Hormones kick-start lactation in a dog and nursing puppies perpetuate it. Lactation is the result of a lot of cooperation between hormones, body parts and puppies. If puppies are missing from the equation, a dog's milk eventually will dry up on its own.

Milk Production and Letdown

A dog's milk production is a complicated process, involving hormones, glandular tissue and demand for milk. In the final days of a dog's pregnancy, it's normal for her to begin to produce a small amount of milk. Estrogen, produced by her ovaries and secreted by the puppy placentas, alerts her mammary tissue about her pregnancy. Other hormones affecting milk production include:

  • Progesterone, from the ovaries
  • Prolactin, secreted by the pituitary gland and potentially uterine tissue and placentas
  • Relaxin, produced by the placentas¬†

When a dog delivers her pups, prolactin and the hormone oxytocin are responsible for milk letdown, or the release of milk for nursing. During delivery, the puppy closest to the mother's cervix stimulates the release of prolactin, which gets her milk going and stimulates maternal behavior. Nursing puppies further stimulate the release of hormones to keep up the milk production and letdown.

Normal Lactation

Because of the way her hormones are functioning, a dog may lactate before her puppies are born, often about a week or two before her delivery date. Around six weeks into her pregnancy, her nipples grow and darken, often secreting milky fluid as she approaches her due date. If all goes well, when she delivers her puppies the rest of her mammary system kicks in and begins the lactation process.

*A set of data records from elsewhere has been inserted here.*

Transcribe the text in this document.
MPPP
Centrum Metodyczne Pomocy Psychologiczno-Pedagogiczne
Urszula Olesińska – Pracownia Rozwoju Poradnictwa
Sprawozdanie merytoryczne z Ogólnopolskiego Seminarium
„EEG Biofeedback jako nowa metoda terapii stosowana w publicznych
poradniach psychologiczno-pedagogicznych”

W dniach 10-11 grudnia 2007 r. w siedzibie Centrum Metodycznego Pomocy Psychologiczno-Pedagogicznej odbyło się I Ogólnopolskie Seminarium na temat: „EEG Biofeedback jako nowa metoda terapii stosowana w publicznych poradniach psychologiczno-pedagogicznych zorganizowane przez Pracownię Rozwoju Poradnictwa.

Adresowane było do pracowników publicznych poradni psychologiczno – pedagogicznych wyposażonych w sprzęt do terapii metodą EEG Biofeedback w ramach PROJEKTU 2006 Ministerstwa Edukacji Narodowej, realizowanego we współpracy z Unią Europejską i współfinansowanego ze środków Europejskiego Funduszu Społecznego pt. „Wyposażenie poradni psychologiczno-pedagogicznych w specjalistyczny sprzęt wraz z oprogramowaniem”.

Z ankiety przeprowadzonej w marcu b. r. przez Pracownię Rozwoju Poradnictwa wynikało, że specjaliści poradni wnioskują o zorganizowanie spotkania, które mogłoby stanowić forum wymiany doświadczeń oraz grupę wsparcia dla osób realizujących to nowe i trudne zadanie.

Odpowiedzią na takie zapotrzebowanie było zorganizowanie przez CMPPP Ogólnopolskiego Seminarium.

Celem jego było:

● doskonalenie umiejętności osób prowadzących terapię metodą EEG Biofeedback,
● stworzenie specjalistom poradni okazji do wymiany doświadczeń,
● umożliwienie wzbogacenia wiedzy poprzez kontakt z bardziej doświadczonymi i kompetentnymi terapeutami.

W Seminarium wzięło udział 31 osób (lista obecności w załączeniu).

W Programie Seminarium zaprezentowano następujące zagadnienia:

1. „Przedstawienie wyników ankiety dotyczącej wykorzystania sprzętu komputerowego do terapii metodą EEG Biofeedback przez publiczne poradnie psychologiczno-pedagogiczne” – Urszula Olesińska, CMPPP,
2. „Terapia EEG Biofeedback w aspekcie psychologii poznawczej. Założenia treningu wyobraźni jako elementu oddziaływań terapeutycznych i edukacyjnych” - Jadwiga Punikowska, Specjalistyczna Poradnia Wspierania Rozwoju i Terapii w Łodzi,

Healthy puppies generally nurse for six or seven weeks, putting their peak demand on their mother approximately three weeks after delivery. As they begin to eat puppy food and rely less on their mother, her body responds naturally and in most cases, her milk dries up on its own.

No Puppies to Nurse

If something is wrong with a dog's puppies and they are born dead or die during the normal nursing period, her milk should dry up on its own. Lactation is a supply and demand proposition in dogs; when there is nothing to stimulate additional milk production after delivery, her body will respond as it would to weaned puppies.

Helping Hand

You can promote drying up your dog's milk by changing her feeding schedule. Decrease her food intake based on this schedule:

  • Withhold food and water for 24 hours.
  • Day Two: Offer her 1/4 of her normal daily serving.
  • Day Three: Offer her 1/2 of her normal daily serving.
  • Day Four: Offer her 3/4 of her normal daily serving.

After the fourth day, feed your dog her adult food according to her regular serving schedule. If your dog's milk isn't drying up, discuss the situation with your vet who may use a medication such as bromocriptine to dry up her milk.